Sarah Palin was a terrible candidate. She handled herself pitifully in most interviews. She has a LOT to be embarrassed about. Not knowing the tenets of a nonexistent “Doctrine” isn’t one of them.

The term “Bush Doctrine” was in wide use long before Charlie Gibson used it in the Palin interview. It need not be self-applied to be as real as your other examples, which were terms adopted by the press at the time they were popularized. “Doctrines” are rarely called that by the administrations promoting them.

Sorry, but using “Bush Doctrine” as if it had a clear, established, concrete meaning was silly. MOST interviewees wouldn’t have been sure what “Bush Doctrine” was supposed to mean.

I think Gibson used an relatively obscure term to make Palin look bad. That was sneaky, but it was also unnecessary. There was no need to resort to trickery to expose Sarah Palin as uninformed. She WAS uninformed. I’m not convinced that she’d have done any better if Gibson had used a different term.

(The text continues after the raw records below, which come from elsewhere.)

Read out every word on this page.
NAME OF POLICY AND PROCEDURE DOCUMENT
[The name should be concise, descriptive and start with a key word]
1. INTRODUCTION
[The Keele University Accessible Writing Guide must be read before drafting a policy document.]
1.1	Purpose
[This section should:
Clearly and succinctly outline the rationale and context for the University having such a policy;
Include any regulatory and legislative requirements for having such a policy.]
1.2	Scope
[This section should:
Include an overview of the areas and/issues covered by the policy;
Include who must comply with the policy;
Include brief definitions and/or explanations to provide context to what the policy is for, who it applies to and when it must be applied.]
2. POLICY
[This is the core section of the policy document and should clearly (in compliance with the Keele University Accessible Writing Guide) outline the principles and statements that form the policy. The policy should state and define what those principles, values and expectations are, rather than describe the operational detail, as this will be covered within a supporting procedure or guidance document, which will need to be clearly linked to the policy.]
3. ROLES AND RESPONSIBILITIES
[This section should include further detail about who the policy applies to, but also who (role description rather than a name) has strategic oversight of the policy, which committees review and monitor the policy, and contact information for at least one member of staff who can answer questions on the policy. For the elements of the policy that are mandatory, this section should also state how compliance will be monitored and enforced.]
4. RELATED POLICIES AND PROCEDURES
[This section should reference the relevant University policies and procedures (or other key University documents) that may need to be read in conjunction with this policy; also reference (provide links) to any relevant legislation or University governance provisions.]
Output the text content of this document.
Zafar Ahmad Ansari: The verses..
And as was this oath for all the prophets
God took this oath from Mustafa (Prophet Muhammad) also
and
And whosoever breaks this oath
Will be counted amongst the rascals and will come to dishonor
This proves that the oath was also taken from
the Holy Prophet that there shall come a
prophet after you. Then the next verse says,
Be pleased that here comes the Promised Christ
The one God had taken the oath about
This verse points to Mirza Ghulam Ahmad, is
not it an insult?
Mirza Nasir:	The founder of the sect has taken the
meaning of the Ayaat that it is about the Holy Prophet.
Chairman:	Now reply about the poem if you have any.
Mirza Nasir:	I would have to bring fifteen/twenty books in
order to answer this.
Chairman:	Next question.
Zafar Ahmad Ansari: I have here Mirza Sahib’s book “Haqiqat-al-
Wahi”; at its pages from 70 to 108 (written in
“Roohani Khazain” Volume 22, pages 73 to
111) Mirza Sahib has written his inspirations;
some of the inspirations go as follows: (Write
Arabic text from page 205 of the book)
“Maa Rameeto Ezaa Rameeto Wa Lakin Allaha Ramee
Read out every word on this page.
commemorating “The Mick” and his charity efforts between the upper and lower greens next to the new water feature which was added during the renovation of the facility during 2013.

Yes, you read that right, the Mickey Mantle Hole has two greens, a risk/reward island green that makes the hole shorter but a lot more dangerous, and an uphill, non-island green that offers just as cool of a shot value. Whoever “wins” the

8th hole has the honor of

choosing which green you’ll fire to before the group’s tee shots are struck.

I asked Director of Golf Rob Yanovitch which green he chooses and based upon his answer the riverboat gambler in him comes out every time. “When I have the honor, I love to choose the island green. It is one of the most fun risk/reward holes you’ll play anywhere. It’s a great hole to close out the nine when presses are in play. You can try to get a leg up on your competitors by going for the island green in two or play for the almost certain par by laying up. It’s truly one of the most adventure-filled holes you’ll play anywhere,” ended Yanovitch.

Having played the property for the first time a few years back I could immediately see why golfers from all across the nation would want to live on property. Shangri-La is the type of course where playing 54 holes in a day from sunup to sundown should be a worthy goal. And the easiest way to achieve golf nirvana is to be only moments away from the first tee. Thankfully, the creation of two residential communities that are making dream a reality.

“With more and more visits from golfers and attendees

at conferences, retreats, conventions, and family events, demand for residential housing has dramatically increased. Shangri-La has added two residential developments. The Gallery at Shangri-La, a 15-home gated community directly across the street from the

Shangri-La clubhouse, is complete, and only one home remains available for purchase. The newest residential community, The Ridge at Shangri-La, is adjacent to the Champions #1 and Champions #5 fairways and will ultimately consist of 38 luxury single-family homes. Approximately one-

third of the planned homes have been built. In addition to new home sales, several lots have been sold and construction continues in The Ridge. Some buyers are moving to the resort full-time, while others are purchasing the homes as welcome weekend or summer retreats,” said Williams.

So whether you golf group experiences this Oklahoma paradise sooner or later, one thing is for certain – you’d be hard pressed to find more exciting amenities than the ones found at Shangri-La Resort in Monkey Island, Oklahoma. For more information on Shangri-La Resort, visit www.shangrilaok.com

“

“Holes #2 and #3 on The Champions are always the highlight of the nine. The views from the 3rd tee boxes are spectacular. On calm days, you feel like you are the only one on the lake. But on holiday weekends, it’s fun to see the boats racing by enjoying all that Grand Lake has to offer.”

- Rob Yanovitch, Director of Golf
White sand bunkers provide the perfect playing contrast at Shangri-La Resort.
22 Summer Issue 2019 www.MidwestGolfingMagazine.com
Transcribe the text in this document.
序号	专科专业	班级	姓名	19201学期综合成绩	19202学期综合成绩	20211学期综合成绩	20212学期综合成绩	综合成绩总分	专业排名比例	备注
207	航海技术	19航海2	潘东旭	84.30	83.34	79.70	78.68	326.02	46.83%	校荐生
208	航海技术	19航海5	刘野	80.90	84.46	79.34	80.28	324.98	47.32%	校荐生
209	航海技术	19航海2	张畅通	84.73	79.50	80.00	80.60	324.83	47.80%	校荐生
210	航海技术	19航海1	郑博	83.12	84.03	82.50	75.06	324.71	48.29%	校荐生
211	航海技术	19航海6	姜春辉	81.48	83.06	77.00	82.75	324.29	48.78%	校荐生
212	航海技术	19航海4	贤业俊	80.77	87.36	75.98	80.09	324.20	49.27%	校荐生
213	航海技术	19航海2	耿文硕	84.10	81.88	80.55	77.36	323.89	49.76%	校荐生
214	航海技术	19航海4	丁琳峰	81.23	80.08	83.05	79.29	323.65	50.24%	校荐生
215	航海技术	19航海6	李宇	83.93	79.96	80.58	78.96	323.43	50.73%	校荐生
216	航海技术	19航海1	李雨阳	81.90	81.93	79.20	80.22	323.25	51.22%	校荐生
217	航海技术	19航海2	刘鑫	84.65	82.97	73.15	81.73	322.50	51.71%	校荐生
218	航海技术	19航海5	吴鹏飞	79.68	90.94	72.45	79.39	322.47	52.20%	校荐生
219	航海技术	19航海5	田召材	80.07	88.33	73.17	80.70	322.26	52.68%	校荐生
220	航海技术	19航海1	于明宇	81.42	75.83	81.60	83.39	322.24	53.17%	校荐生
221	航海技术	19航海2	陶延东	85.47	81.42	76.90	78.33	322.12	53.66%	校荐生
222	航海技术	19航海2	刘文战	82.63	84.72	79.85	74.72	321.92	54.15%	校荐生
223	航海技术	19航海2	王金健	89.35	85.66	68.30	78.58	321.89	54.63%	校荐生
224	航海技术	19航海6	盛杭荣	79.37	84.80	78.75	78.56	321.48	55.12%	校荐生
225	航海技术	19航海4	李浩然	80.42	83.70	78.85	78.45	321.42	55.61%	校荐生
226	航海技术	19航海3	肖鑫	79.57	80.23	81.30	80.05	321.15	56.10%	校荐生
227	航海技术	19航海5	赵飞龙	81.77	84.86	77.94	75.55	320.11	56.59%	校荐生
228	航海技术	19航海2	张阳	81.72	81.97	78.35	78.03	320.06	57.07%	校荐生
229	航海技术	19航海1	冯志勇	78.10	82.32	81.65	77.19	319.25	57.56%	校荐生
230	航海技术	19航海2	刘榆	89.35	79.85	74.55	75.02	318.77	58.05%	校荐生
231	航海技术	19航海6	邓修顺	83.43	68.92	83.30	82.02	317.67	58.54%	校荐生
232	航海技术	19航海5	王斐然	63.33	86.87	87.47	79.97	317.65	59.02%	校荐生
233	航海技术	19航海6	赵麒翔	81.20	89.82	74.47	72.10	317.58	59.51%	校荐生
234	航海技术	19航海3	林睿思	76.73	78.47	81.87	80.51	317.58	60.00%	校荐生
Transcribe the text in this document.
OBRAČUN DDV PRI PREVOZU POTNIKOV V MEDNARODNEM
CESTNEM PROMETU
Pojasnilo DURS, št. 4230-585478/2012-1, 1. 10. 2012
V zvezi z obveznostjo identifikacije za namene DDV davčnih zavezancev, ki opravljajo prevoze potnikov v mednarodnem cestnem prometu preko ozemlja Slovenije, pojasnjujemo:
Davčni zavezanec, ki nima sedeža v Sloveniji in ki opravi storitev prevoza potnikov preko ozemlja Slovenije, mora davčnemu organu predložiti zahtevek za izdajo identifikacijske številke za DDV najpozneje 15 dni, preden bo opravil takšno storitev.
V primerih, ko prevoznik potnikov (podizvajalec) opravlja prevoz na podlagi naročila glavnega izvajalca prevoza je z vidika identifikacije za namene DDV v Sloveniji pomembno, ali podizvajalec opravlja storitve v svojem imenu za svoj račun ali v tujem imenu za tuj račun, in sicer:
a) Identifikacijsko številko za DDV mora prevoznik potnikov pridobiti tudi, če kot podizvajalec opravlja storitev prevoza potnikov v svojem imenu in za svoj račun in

Look, even I know what Bush Doctrine means in broad terms. Minimization of multilateral engagement and conflict resolution, aggressively pursuing military approaches to perceived threats (preemptively as required) and a general good/evil - us/them approach to the world. A candidate for the VP position should at least be able to articulate as much and be able to discuss it intelligently. Or even better, I suppose, establish the context of the question and adapt as needed.

Besides here’s some cites about just how unused the name was in by 2008
Bush and the World Sept/Oct 2002
The End of the Bush Revolution July/August 2006
To Lead the World: After the Bush Doctrine Nov/Dec 2008

All articles are from Foreign Affair Magazine.

But MOST interviewees with any awareness of the world would have at least heard of it and could provide their own definitions. Or at least dodged it and discussed the Cheney approach to foreign policy in at least minimal depth.

If I don’t, will that make Palin’s inability to define what she supports less laughable?

So the doctrine she claimed to support does not exist? I thought you were defending her.

Suit yourself. If she’d said there’s no such thing as the Bush Doctrine, maybe you would have a point. But she didn’t.

It is hardly so ambiguous that a vice-presidential candidate shouldn’t be expected to discuss it.

All vice-presidential candidates should.

MOST interviewees are also not qualified to be vice-president.